Губы Хуа Чэна шевельнулись, однако он, претерпевая боль, ничего не ответил. Глаз на рукояти Эмина открылся и теперь бешено вращался во все стороны. На руке Хуа Чэна вздулись вены, казалось даже, что он вот-вот перевернёт постамент, за который держится.
Се Лянь потянулся к нему, но не успел даже коснуться — Хуа Чэн рявкнул:
— Не подходи!
Движения Се Ляня застыли, а Хуа Чэн, едва сдерживаясь, процедил:
— Ваше Высочество, тебе… нужно скорее уйти. Я, возможно…
— Как я могу оставить тебя в таком состоянии?!
— Если не уйдёшь прямо сейчас, я…! — в голосе Хуа Чэна зазвучало едва заметное раздражение.
Снаружи храма слышались завывания нечисти, которые с каждым разом становились всё громче. На главной улице Призрачного города демоны повалились наземь, разразились рыданиями и пронзительными криками, схватившись за головы руками. Казалось, у них от боли раскалывается голова, так что посмертие становится хуже, чем им приходилось при жизни[243].
Только Ци Жун носился среди них довольно бодро — по той причине, что занял тело живого человека. И хотя таким образом его собственные магические силы значительно снижались, также слабело и влияние неведомой силы на демоническую сущность. Живое тело работало своеобразным заслоном, и Ци Жуну с трудом, но всё же удавалось прыгать и скакать, чтобы, пользуясь выпавшим случаем, сбежать из плена.

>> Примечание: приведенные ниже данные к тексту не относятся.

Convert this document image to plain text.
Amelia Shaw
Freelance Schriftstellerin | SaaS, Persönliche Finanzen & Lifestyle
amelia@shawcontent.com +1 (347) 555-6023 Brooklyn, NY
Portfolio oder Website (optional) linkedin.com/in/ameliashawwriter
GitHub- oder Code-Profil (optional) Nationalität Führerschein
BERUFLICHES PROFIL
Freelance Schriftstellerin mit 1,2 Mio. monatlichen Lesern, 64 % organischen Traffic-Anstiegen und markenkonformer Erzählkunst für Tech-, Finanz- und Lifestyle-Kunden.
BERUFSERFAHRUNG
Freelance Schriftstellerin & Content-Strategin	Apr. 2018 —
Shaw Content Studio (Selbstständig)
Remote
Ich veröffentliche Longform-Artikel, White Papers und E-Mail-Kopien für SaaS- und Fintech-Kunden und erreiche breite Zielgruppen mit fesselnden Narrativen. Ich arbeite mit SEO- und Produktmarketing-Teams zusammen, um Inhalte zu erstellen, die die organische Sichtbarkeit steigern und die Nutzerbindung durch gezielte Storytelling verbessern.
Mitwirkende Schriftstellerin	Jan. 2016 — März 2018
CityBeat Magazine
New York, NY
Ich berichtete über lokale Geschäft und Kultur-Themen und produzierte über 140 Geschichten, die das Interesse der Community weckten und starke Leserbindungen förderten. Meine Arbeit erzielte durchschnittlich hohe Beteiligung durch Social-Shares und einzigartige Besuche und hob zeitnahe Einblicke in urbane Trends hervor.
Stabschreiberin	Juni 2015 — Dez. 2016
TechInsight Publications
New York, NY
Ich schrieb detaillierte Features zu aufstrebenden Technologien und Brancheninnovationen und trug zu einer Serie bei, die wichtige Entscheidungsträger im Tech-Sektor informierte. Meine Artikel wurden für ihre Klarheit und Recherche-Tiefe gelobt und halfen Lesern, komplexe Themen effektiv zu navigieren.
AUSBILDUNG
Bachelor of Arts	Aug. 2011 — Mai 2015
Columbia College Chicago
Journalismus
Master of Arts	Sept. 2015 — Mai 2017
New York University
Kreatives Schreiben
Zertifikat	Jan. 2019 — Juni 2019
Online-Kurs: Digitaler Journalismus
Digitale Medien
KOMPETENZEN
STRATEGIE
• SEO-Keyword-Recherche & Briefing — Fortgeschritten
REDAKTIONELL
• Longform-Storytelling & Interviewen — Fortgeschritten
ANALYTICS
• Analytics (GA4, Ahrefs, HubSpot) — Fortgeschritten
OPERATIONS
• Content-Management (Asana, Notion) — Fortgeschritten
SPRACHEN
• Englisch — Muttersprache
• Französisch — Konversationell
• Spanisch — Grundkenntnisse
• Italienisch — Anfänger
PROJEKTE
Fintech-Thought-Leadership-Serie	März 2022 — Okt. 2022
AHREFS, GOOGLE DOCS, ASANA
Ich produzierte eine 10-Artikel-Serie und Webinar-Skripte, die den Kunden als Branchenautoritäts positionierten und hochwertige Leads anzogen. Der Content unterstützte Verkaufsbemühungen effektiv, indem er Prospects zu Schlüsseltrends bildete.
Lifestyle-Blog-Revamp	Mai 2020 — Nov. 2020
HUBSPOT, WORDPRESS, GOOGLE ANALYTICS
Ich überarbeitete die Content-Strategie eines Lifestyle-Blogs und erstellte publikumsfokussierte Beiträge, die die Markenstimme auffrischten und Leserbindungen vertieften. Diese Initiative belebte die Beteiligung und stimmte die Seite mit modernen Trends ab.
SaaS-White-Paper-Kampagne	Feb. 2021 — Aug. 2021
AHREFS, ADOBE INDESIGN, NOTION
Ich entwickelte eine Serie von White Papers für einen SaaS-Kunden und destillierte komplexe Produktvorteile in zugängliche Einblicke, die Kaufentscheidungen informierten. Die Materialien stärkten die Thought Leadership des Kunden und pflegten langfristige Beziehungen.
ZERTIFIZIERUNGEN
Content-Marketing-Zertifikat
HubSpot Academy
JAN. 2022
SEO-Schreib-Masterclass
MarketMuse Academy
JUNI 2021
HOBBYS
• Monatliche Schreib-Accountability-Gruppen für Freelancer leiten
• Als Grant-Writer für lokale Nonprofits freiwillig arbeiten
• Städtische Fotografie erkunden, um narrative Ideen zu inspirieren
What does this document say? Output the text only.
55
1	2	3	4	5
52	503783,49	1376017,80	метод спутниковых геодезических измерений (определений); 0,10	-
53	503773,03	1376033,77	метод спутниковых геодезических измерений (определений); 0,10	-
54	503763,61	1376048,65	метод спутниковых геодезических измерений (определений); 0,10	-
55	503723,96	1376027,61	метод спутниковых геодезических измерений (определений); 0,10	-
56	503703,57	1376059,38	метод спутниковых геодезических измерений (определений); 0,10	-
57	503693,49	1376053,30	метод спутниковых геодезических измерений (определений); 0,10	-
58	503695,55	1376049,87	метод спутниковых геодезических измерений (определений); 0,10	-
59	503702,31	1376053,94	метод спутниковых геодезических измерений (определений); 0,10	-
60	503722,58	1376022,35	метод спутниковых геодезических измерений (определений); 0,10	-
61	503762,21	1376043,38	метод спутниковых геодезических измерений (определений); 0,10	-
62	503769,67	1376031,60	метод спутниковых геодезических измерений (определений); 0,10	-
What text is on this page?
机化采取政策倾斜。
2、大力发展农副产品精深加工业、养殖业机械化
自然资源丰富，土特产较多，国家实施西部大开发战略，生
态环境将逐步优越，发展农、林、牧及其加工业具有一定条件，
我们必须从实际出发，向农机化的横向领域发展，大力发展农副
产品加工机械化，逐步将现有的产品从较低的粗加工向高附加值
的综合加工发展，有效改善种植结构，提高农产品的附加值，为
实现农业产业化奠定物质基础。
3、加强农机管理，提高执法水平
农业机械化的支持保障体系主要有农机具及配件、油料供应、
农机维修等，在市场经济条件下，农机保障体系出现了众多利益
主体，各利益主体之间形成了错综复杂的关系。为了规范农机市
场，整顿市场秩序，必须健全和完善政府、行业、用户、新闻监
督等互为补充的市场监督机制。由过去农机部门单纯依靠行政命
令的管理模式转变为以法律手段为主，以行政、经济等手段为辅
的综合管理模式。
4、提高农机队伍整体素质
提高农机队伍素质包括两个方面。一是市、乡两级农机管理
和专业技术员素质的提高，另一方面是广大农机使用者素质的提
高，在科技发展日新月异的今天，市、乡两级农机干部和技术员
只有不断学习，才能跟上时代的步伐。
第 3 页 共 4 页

Несколько демониц, которые забрали Гуцзы, также попадали на землю и схватились за головы с криками «Ой-ой-ой, как больно!». Теперь они не могли петь усыпляющую мелодию, и Гуцзы постепенно проснулся. Как раз вовремя, чтобы увидеть, что Ци Жун стремглав промчался мимо. Мальчишка поспешно вскочил и побежал за ним, выкрикивая:
— Отец! Отец! Подожди меня!
Ци Жун на бегу оборачивался, высовывал язык и закатывал глаза:
— Будь умницей, сынок, а папе пора идти! Ха-ха-ха-ха-ха-ха-ха-ха!
Но Гуцзы, переставляя короткие ножки, всё бежал за ним, а увидев, что тот отдаляется, разрыдался в голос:
— Отец! Не бросай меня. Отец, возьми меня с собой!